On Wed, Nov 06, 2019 at 12:39:59PM +0100, Nico Huber wrote:
Some of the mega patches are copies of a predecessor chip (with the minimum amount of changes to integrate it in the build), that are then modified to fit the new chip.
Ack. I think that is a problem. If this procedure is intended, I think we should update our guidelines to reflect that.
I guess first we should get on the same page with regard to strategy. There's a bit of flip-flopping between extremes (code duplication vs. silently breaking stuff).
Once we're there, we should check if documentation can be improved (very likely yes).
That was considered an acceptable strategy for a long time (after we broke up 82801xx because fixing one variant broke another). We can certainly revisit that, but to me that change appears to have happened gradually and without much notice.

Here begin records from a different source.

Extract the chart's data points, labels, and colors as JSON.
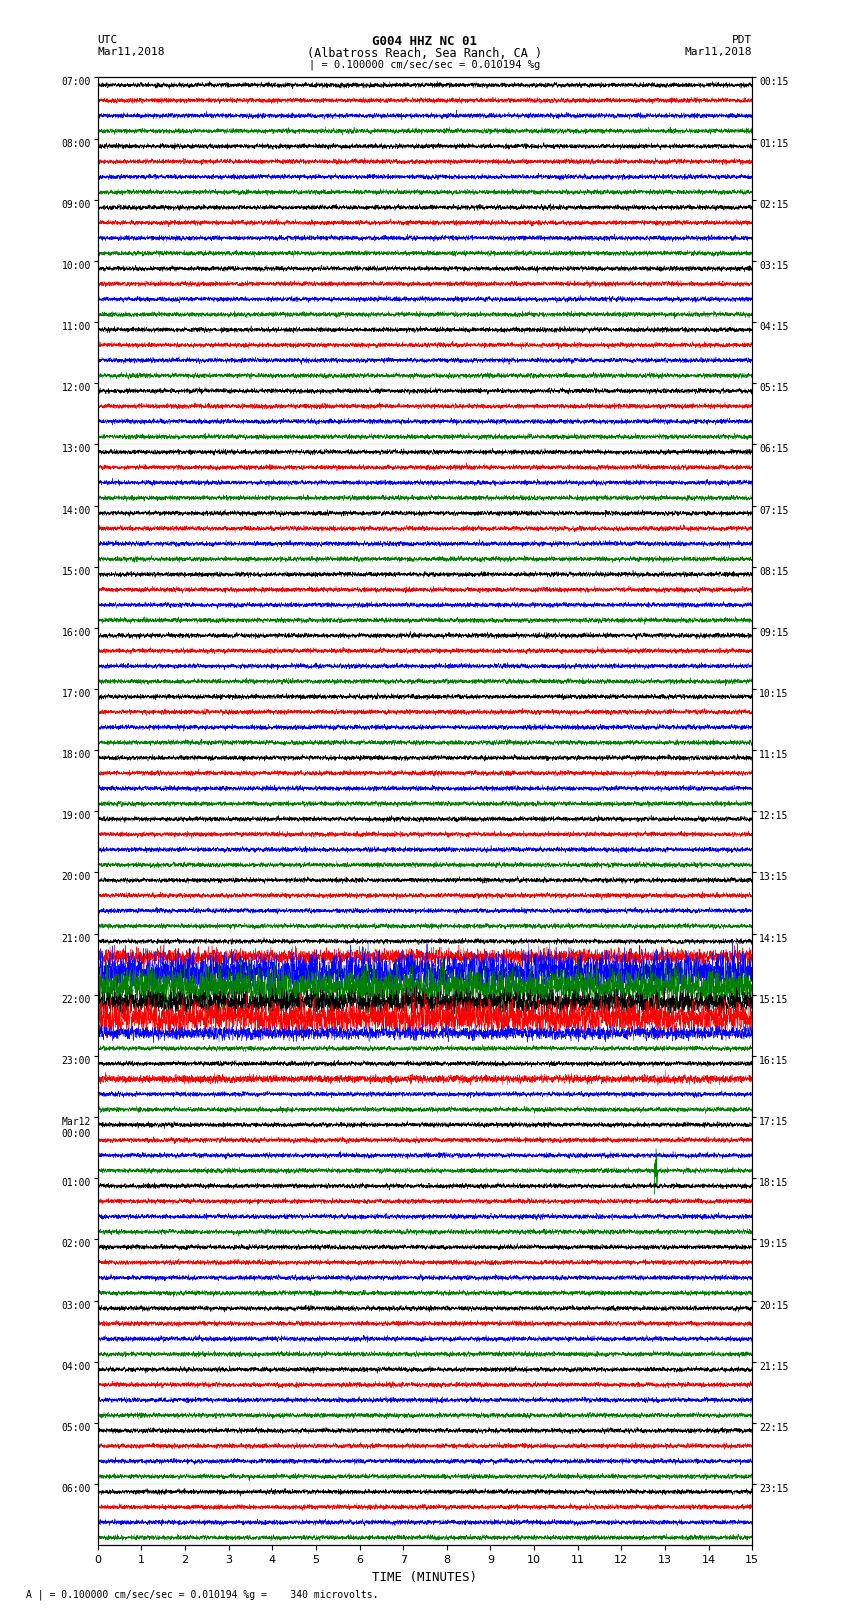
{
  "title_line1": "G004 HHZ NC 01",
  "title_line2": "(Albatross Reach, Sea Ranch, CA )",
  "scale_text": "| = 0.100000 cm/sec/sec = 0.010194 %g",
  "footer_text": "A | = 0.100000 cm/sec/sec = 0.010194 %g =    340 microvolts.",
  "xlabel": "TIME (MINUTES)",
  "utc_labels": [
    "07:00",
    "08:00",
    "09:00",
    "10:00",
    "11:00",
    "12:00",
    "13:00",
    "14:00",
    "15:00",
    "16:00",
    "17:00",
    "18:00",
    "19:00",
    "20:00",
    "21:00",
    "22:00",
    "23:00",
    "Mar12\n00:00",
    "01:00",
    "02:00",
    "03:00",
    "04:00",
    "05:00",
    "06:00"
  ],
  "pdt_labels": [
    "00:15",
    "01:15",
    "02:15",
    "03:15",
    "04:15",
    "05:15",
    "06:15",
    "07:15",
    "08:15",
    "09:15",
    "10:15",
    "11:15",
    "12:15",
    "13:15",
    "14:15",
    "15:15",
    "16:15",
    "17:15",
    "18:15",
    "19:15",
    "20:15",
    "21:15",
    "22:15",
    "23:15"
  ],
  "n_rows": 24,
  "traces_per_row": 4,
  "colors": [
    "black",
    "red",
    "blue",
    "green"
  ],
  "duration_minutes": 15,
  "fig_width": 8.5,
  "fig_height": 16.13,
  "background_color": "white",
  "line_width": 0.3,
  "noise_seed": 42
}
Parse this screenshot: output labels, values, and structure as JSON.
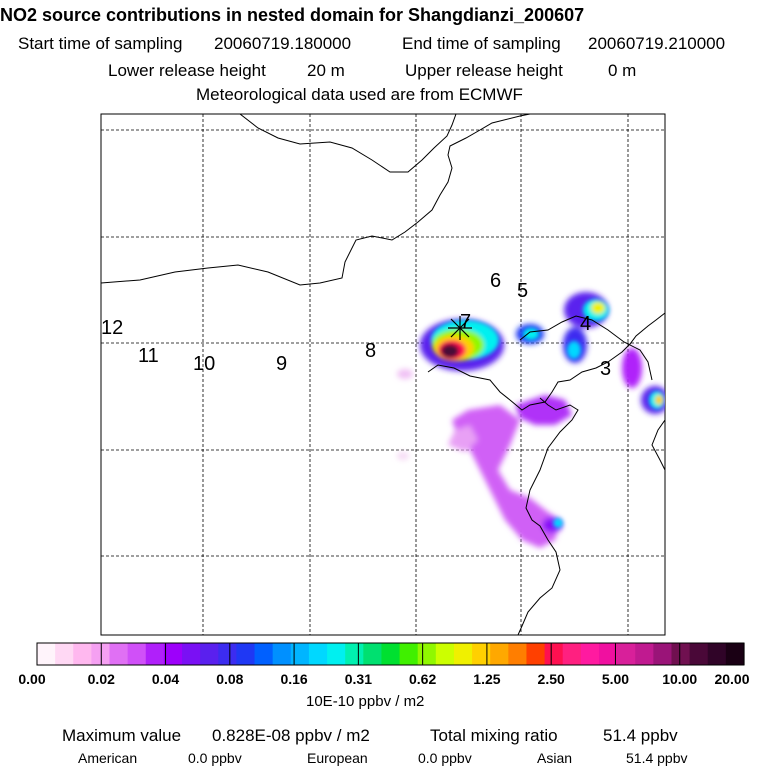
{
  "header": {
    "title": "NO2 source contributions in nested domain for Shangdianzi_200607",
    "start_label": "Start time of sampling",
    "start_value": "20060719.180000",
    "end_label": "End time of sampling",
    "end_value": "20060719.210000",
    "lower_label": "Lower release height",
    "lower_value": "20 m",
    "upper_label": "Upper release height",
    "upper_value": "0 m",
    "met_line": "Meteorological data used are from ECMWF"
  },
  "map": {
    "trajectory_labels": [
      "12",
      "11",
      "10",
      "9",
      "8",
      "7",
      "6",
      "5",
      "4",
      "3"
    ],
    "receptor_marker": "star",
    "grid": "dashed"
  },
  "colorbar": {
    "tick_labels": [
      "0.00",
      "0.02",
      "0.04",
      "0.08",
      "0.16",
      "0.31",
      "0.62",
      "1.25",
      "2.50",
      "5.00",
      "10.00",
      "20.00"
    ],
    "colors": [
      "#fff4fb",
      "#ffd8f4",
      "#ffb8ef",
      "#f5a0f2",
      "#e070f4",
      "#d050f8",
      "#b020fa",
      "#9d00fb",
      "#7a10f4",
      "#5a20ee",
      "#3c2cf0",
      "#1f38f4",
      "#0060ff",
      "#0090ff",
      "#00b5ff",
      "#00d8ff",
      "#00f0f0",
      "#00f0b0",
      "#00e070",
      "#00e030",
      "#40f000",
      "#90f800",
      "#ccff00",
      "#f0f000",
      "#ffd000",
      "#ffa800",
      "#ff7e00",
      "#ff4000",
      "#ff1050",
      "#ff2080",
      "#ff1aa0",
      "#f010a0",
      "#d8209a",
      "#c01a90",
      "#9a1478",
      "#701050",
      "#4a0838",
      "#300428",
      "#1a0014"
    ],
    "units": "10E-10 ppbv / m2"
  },
  "footer": {
    "max_label": "Maximum value",
    "max_value": "0.828E-08 ppbv / m2",
    "total_label": "Total mixing ratio",
    "total_value": "51.4 ppbv",
    "regions": [
      {
        "name": "American",
        "value": "0.0 ppbv"
      },
      {
        "name": "European",
        "value": "0.0 ppbv"
      },
      {
        "name": "Asian",
        "value": "51.4 ppbv"
      }
    ]
  }
}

That's news to me. I didn't witness this break up. And it looks like
That break up was 2010, which I think is before your coreboot time. See commit 138be8315b63b0c8955159580d085e7621882b95
Was there any public discussion that I could look up?

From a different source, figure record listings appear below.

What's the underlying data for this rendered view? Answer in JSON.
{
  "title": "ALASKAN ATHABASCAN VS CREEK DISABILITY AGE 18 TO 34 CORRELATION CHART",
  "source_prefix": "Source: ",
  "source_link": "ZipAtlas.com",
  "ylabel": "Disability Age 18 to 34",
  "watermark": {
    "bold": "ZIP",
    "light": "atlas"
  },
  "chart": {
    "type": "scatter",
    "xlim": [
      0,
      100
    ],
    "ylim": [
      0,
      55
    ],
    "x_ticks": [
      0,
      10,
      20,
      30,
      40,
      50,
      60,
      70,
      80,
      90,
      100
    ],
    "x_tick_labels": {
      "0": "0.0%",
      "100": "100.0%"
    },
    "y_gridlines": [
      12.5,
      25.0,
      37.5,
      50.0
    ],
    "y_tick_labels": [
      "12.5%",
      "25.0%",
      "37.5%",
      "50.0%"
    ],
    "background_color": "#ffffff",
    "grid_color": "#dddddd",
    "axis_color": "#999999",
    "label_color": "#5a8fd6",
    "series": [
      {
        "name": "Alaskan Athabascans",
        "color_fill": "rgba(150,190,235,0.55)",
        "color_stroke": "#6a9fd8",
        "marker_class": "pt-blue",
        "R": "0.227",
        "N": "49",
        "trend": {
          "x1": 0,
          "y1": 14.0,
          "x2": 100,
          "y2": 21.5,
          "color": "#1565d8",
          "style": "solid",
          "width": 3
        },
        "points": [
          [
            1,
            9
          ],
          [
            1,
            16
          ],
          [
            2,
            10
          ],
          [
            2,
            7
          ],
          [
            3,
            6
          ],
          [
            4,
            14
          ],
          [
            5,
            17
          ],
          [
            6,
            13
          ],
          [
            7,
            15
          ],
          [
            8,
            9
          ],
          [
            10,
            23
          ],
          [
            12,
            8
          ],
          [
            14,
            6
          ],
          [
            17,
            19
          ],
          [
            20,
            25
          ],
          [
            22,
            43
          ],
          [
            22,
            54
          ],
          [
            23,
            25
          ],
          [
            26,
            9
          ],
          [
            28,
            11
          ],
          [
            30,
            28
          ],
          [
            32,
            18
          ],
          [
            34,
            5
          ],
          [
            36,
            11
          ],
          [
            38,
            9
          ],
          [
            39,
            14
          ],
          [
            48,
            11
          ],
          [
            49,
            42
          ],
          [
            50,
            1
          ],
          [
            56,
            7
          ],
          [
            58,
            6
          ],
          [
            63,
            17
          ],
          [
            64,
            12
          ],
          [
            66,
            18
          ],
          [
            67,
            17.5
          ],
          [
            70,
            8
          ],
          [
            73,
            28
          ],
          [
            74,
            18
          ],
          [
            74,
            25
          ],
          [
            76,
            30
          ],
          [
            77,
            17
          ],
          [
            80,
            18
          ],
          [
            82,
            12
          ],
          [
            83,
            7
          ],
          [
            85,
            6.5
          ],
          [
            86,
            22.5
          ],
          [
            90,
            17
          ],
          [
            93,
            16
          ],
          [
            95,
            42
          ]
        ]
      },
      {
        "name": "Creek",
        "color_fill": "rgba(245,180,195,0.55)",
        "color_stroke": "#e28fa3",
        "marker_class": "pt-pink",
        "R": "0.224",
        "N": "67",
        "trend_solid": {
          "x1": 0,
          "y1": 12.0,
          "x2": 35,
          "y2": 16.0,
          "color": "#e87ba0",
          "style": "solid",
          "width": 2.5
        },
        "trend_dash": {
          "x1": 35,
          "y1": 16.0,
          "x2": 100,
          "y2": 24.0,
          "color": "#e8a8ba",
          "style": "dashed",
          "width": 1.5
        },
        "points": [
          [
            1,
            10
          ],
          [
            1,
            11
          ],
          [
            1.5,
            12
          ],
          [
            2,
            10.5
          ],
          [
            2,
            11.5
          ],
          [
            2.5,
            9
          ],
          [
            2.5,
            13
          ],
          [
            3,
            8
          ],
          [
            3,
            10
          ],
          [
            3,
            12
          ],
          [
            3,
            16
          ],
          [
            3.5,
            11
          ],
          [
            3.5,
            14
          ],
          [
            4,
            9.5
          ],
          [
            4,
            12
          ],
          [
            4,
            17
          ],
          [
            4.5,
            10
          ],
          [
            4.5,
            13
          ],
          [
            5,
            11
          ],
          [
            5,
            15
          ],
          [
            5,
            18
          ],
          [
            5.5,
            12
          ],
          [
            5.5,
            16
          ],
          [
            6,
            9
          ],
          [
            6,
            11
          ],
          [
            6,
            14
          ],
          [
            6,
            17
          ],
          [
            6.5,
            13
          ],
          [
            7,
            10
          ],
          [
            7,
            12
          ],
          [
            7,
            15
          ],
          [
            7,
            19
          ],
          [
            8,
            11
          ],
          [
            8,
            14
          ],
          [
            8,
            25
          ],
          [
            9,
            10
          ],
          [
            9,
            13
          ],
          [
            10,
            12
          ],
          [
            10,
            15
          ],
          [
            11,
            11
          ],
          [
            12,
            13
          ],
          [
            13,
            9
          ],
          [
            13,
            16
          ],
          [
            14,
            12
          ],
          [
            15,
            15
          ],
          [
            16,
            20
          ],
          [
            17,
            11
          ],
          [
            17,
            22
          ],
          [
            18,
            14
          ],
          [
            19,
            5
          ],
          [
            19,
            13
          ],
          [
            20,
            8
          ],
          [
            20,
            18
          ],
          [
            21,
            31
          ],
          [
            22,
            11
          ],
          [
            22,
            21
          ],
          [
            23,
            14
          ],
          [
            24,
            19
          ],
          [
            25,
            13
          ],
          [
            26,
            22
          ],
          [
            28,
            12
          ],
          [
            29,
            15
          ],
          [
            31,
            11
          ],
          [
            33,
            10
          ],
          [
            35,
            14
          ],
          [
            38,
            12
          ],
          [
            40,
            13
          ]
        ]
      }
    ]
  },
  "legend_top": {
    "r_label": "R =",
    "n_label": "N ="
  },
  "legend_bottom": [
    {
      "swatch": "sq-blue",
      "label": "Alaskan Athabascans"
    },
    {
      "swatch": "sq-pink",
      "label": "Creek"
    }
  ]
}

That's not how the project worked back then.
What I'd like to figure out most is how our Gerrit guidelines are supposed to be interpreted for a review of such a patch. I see no exception for not reviewing such patches and have no idea how one could review one. Also what would be the responsibilities of a reviewer after review?
I suppose the criterion for such a commit is "is the diff to the original chipset code reasonable" (that is, changes names and stuff so it builds in parallel, but nothing else). Does that make sense?